10 Novembro 2017
Um livro-diálogo entre o filósofo francês e Eric Hazan para investigar juntos En quel temps vivons-nous? [O tempo em que vivemos, em tradução livre]. Essa descrição banal da ideia do niilismo todo inclinado para o serviço dos consumos e ao encanto do narcisismo mercantil. Os sistemas de representação encontram maneiras de se arranjar com as anomalias e os monstros que secretam.
O comentário é de Marco Assennato, publicado por Il Manifesto, 09-11-2017. A tradução é de Luisa Rabolini.
Jacques Rancière é o intelectual que, talvez com mais constância, soube fazer valer o seu ponto de vista crítico sobre o recente ciclo de vida político francês. Portanto, foi um grande acerto Eric Hazan ter-lhe proposto uma conversa "sobre o tempo em que vivemos" no livro recentemente publicado na França En quel temps vivons-nous? (La Fabbrique editions, Paris, pp.72, € 10).

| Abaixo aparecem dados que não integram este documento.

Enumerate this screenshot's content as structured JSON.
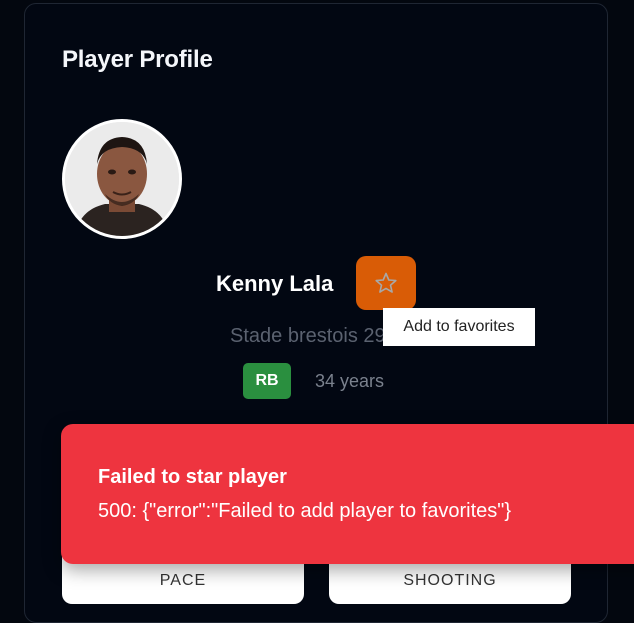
{
  "profile": {
    "title": "Player Profile",
    "player": {
      "name": "Kenny Lala",
      "club_line": "Stade brestois 29",
      "position": "RB",
      "age": "34 years"
    },
    "favorite_tooltip": "Add to favorites",
    "stat_tabs": [
      "PACE",
      "SHOOTING"
    ]
  },
  "toast": {
    "title": "Failed to star player",
    "message": "500: {\"error\":\"Failed to add player to favorites\"}"
  },
  "colors": {
    "accent": "#d95c06",
    "error": "#ee343f",
    "position_badge": "#2a8f3f"
  }
}
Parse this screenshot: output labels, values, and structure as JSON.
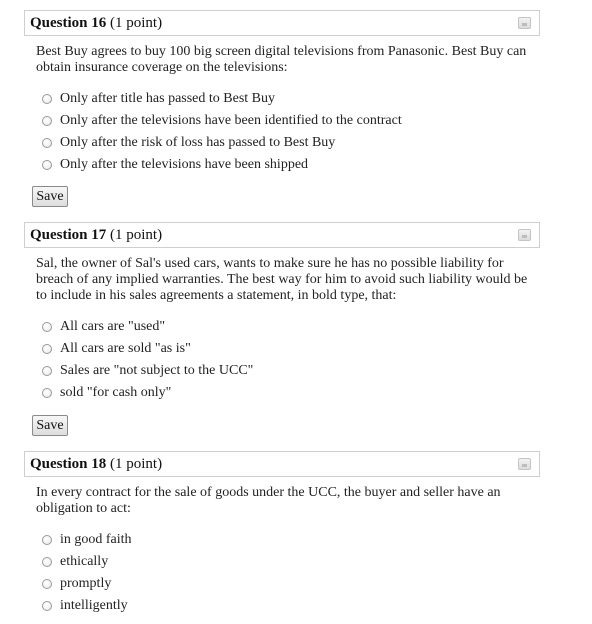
{
  "questions": [
    {
      "number_label": "Question 16",
      "points_label": "(1 point)",
      "text": "Best Buy agrees to buy 100 big screen digital televisions from Panasonic. Best Buy can obtain insurance coverage on the televisions:",
      "options": [
        "Only after title has passed to Best Buy",
        "Only after the televisions have been identified to the contract",
        "Only after the risk of loss has passed to Best Buy",
        "Only after the televisions have been shipped"
      ],
      "save_label": "Save"
    },
    {
      "number_label": "Question 17",
      "points_label": "(1 point)",
      "text": "Sal, the owner of Sal's used cars, wants to make sure he has no possible liability for breach of any implied warranties. The best way for him to avoid such liability would be to include in his sales agreements a statement, in bold type, that:",
      "options": [
        "All cars are \"used\"",
        "All cars are sold \"as is\"",
        "Sales are \"not subject to the UCC\"",
        "sold \"for cash only\""
      ],
      "save_label": "Save"
    },
    {
      "number_label": "Question 18",
      "points_label": "(1 point)",
      "text": "In every contract for the sale of goods under the UCC, the buyer and seller have an obligation to act:",
      "options": [
        "in good faith",
        "ethically",
        "promptly",
        "intelligently"
      ]
    }
  ]
}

O raciocínio de Rancière é, como sempre, essencial: "aqueles que nos pediram para votar em Hollande porque era menos pior que Sarkozy, convidam-nos a votar em Macron, porque é menos pior que Fillon ou Marine Le Pen e, daqui a cinco anos, nos convidarão a votar em Marine Le Pen, porque é menos pior do que a sua neta". Como interromper, então, essa sequência catastrófica?
O diálogo entre Hazan e Rancière toma a forma de uma avaliação dos movimentos sociais dos últimos anos. Inútil, aliás, procurar em outro lugar. São lutas difusas que Rancière observa com olhar inclusivo: das manifestações contra a reforma do trabalho, às marchas de denúncia contra a violência policial, dos milhares de associações que lidam com o acolhimento de migrantes, às tantas ocupações ou ao Nuit Debout. Um conjunto de experiências, fragmentadas é claro, mas capazes – mais do que prefigurar algum futuro - de "abrir um buraco no presente" para "intensificar outra maneira de ser e de perceber" a ordem do mundo.

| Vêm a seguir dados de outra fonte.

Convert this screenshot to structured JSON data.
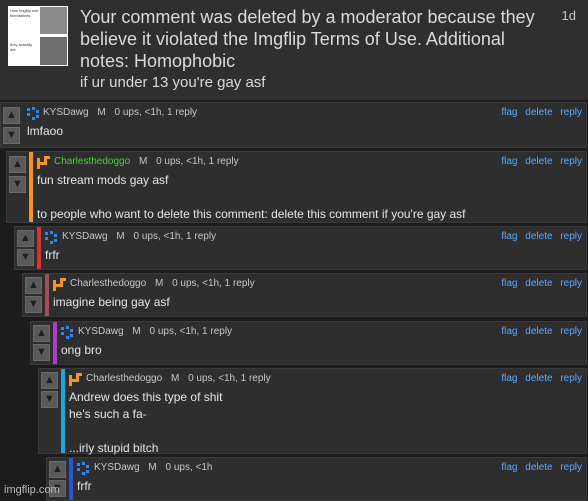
{
  "deleted_notice": {
    "message": "Your comment was deleted by a moderator because they believe it violated the Imgflip Terms of Use. Additional notes: Homophobic",
    "age": "1d",
    "text": "if ur under 13 you're gay asf",
    "thumbnail_caption_top": "How Imgflip see themselves",
    "thumbnail_caption_bottom": "they actually are"
  },
  "actions": {
    "flag": "flag",
    "delete": "delete",
    "reply": "reply"
  },
  "vote_icons": {
    "up": "arrow-up-icon",
    "down": "arrow-down-icon"
  },
  "colors": {
    "kysdawg": "#1f8bff",
    "charles": "#f7941d",
    "link": "#5aa9ff",
    "bars": [
      "#f7941d",
      "#d9342b",
      "#a0505a",
      "#b03bd0",
      "#1aa9dd",
      "#2a54d9"
    ]
  },
  "comments": [
    {
      "user": "KYSDawg",
      "user_color": "#5aa9ff",
      "mod": "M",
      "stats": "0 ups, <1h, 1 reply",
      "text": "lmfaoo"
    },
    {
      "user": "Charlesthedoggo",
      "user_color": "#4ecb3f",
      "mod": "M",
      "stats": "0 ups, <1h, 1 reply",
      "text": "fun stream mods gay asf\n\nto people who want to delete this comment: delete this comment if you're gay asf"
    },
    {
      "user": "KYSDawg",
      "user_color": "#c8c8c8",
      "mod": "M",
      "stats": "0 ups, <1h, 1 reply",
      "text": "frfr"
    },
    {
      "user": "Charlesthedoggo",
      "user_color": "#c8c8c8",
      "mod": "M",
      "stats": "0 ups, <1h, 1 reply",
      "text": "imagine being gay asf"
    },
    {
      "user": "KYSDawg",
      "user_color": "#c8c8c8",
      "mod": "M",
      "stats": "0 ups, <1h, 1 reply",
      "text": "ong bro"
    },
    {
      "user": "Charlesthedoggo",
      "user_color": "#c8c8c8",
      "mod": "M",
      "stats": "0 ups, <1h, 1 reply",
      "text": "Andrew does this type of shit\nhe's such a fa-\n\n...irly stupid bitch"
    },
    {
      "user": "KYSDawg",
      "user_color": "#c8c8c8",
      "mod": "M",
      "stats": "0 ups, <1h",
      "text": "frfr"
    }
  ],
  "watermark": "imgflip.com"
}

Portanto, trata-se das primeiras formas de "auto-organização da vida", que começam a definir uma importante passagem "da resignação ao protesto". No entanto, é inútil esconder, nenhuma dessas ações, até agora, conseguiu condensar uma alternativa política eficaz.
O problema, de acordo com Rancière, é que as práticas antagônicas ainda estão presas à velha ilusão da "esquerda radical", segundo a qual a "decomposição" do sistema político-representativo abriria o caminho para a revolta social. Porém, é justamente o contrário o que acontece: os sistemas de representação, declara o filósofo, seguram o golpe e "sempre encontram maneiras de se arranjar com as anomalias e os monstros que secretam". Por um lado, a mediocridade crescente das disputas eleitorais inverte-se em "princípio da resignação à sua necessidade"; e, pelo outro, os mecanismos eleitorais "criam eles próprios o espaço daqueles que pretendem estar representando os não representados".
Uma resposta radical a essa condição histórica deve, então, ser proposta por experiências capazes de romper definitivamente com todas as previsões catastróficas: "derrotas da democracia", afirma Rancière, não abrem o caminho "para a luta final", são apenas "as derrotas da igualdade". Além do mais, elas pesam. Elas têm um custo social extremamente elevado. Produzem efeitos políticos. Portanto, "a batalha sobre as instituições e os procedimentos da política" é tudo menos ilusória: "as aparências", no tempo que vivemos, "são sólidas".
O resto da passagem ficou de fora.